Du 25 octobre 2002 au 25 mai 2003, le Musée d’Histoire naturelle de Bruxelles organise l’exposition Dig a Dino. Rien n’est laissé au hasard ! Dans le dossier didactique Nu bestaan er nog altijd dinosauriers ! (Les dinosaures existent toujours !), il est écrit : « Les dinosaures n’ont pas complètement disparu. Quelques théropodes, de petits dinosaures carnivores, ont évolué pour devenir des oiseaux ! L’Archæoptéryx (sorte précédente d’Archæoraptor), dont on avait trouvé sept squelettes très bien conservés en Bavière dès 1861, serait un de ces premiers oiseaux. La plupart des paléontologues attestent même que les oiseaux sont donc des dinosaures à part entière. » Ahurissant ! L’astronome britannique Sir Fred Hoyle et une équipe de scientifiques avaient déjà dénoncé que le fossile du prétendu Archæoptéryx, exposé au peu recommandable et très évolutionniste British Museum, avait été fabriqué avec du plâtre et de fins traits de peinture disposés sur une couche initiale de calcaire[3].

Dans un article intitulé Dino’s in je tuin ! (Le dinosaure est dans ton jardin !), Zonneland affirme sur l’exposition : « Les dinosaures n’ont pas disparu. Presque tous les scientifiques sont à présent convaincus qu’ils sont les ancêtres des oiseaux. Par conséquent, ce que nous voyons dans nos jardins sont des versions modernes de dinosaures. » Le très réputé journal néerlandais Het Nieuwsblad titre de manière explicite : Dino is verwant met specht (Le dinosaure est parent de l’oiseau pic)[4].

Cependant, loin de ce battage médiatique, des scientifiques évolutionnistes demeurent réservés. Alan Feduccia, ornithologue de renommée mondiale et auteur d’une encyclopédie sur les oiseaux vivants et fossilisés, argumente que les oiseaux ne peuvent pas descendre du dinosaure. En plus d’importantes différences relatives aux structures pulmonaires, embryonnaires et digitales, l’anatomie générale du dinosaure est trop éloignée de celle de l’oiseau : les dinosaures possèdent une grande queue et de grosses pattes arrière et sont dotés de petites pattes placées sur la partie supérieure de leur corps.

L’apparition de l’Archæoraptor se situerait, pour les évolutionnistes, des millions d’années avant celle des premières espèces d’oiseaux.

Afin d’excaver d’autres fossiles, des paléontologues chinois, dont le Dr Xu Xing, se rendent sur les lieux de la soi-disant découverte de l’Archæoraptor. Ils constatent que des paysans déterrent des fossiles pour en faire la contrebande au bénéfice d’acquéreurs étrangers. Les paléontologues constatent que l’Archæoraptor n’existe pas : il est l’assemblage de deux fossiles qui a très bizarrement trompé le « sérieux » des scientifiques du National Geographic.

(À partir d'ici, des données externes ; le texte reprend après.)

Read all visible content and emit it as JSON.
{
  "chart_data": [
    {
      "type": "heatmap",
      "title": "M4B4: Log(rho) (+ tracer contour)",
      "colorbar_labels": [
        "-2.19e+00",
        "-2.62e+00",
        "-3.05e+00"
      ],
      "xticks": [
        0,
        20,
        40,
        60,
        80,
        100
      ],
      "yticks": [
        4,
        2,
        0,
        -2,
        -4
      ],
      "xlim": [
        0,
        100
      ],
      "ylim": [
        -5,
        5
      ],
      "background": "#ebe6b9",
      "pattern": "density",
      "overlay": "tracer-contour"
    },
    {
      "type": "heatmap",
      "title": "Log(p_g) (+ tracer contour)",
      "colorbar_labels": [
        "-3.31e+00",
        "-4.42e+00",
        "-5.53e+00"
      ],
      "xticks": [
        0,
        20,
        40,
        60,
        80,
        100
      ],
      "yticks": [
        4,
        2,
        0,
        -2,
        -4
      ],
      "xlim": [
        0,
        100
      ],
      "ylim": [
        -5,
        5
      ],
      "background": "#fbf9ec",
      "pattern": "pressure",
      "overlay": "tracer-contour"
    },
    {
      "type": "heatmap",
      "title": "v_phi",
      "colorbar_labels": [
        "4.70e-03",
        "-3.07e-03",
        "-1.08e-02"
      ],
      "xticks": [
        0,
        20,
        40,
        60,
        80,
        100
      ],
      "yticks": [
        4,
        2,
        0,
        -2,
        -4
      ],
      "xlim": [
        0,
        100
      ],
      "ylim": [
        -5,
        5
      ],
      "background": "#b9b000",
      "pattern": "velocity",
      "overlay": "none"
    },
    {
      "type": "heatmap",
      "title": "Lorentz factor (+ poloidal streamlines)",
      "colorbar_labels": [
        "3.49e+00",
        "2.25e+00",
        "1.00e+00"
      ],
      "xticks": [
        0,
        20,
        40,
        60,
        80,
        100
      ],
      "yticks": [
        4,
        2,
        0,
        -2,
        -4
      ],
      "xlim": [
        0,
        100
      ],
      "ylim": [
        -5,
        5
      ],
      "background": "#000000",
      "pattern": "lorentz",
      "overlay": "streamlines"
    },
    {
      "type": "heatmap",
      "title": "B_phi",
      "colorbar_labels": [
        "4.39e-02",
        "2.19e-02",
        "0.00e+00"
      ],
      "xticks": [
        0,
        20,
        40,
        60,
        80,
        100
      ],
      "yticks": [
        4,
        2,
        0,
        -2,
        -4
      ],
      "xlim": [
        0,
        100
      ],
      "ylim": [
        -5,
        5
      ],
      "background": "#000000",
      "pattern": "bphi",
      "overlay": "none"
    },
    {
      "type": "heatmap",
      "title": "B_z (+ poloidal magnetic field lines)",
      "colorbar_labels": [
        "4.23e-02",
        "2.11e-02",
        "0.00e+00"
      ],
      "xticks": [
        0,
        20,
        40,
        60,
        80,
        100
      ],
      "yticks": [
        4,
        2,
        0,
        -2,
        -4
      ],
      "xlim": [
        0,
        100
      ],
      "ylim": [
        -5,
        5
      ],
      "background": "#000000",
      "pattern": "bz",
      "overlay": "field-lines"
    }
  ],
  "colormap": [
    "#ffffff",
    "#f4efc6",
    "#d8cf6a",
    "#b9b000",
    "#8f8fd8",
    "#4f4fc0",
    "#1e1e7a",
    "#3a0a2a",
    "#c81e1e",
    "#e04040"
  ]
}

La vérité est divulguée par la presse. En janvier 2000, l’article Piltdown Bird (l’oiseau de Piltdown) de l’hebdomadaire anglais New Scientist relate les événements en renvoyant à une autre supercherie, celle de l’homme de Piltdown.

Les scientifiques du National Géographie paraissent alors peu inspirés par les dernières révélations portant sur l’Archæoraptor. Son édition de mars 2000 concède chichement dix lignes, dans les colonnes du courrier des lecteurs, et cinq dans sa parution d’octobre 2000. La grande presse n’est guère plus courageuse, car elle tarde à répercuter l’information sur la vraie nature de l’Archæoraptor. Trois ans après la sortie du sensationnel dossier du National Geographic, sans panache, Het Nieuwsblad du 5 janvier 2003 et Gazet van Antwerpen du 6 janvier 2003 agissent de même.

[1] Kits (bimensuel pour adolescents) du 1/12/2002, p. 3.

[2] National Geographic, n°196, novembre 1999, pp. 98-107.

[3] Ph. Stott, op. cit., p. 19.

[4] Het Nieuwsblad du 20/12/2002, p. 20.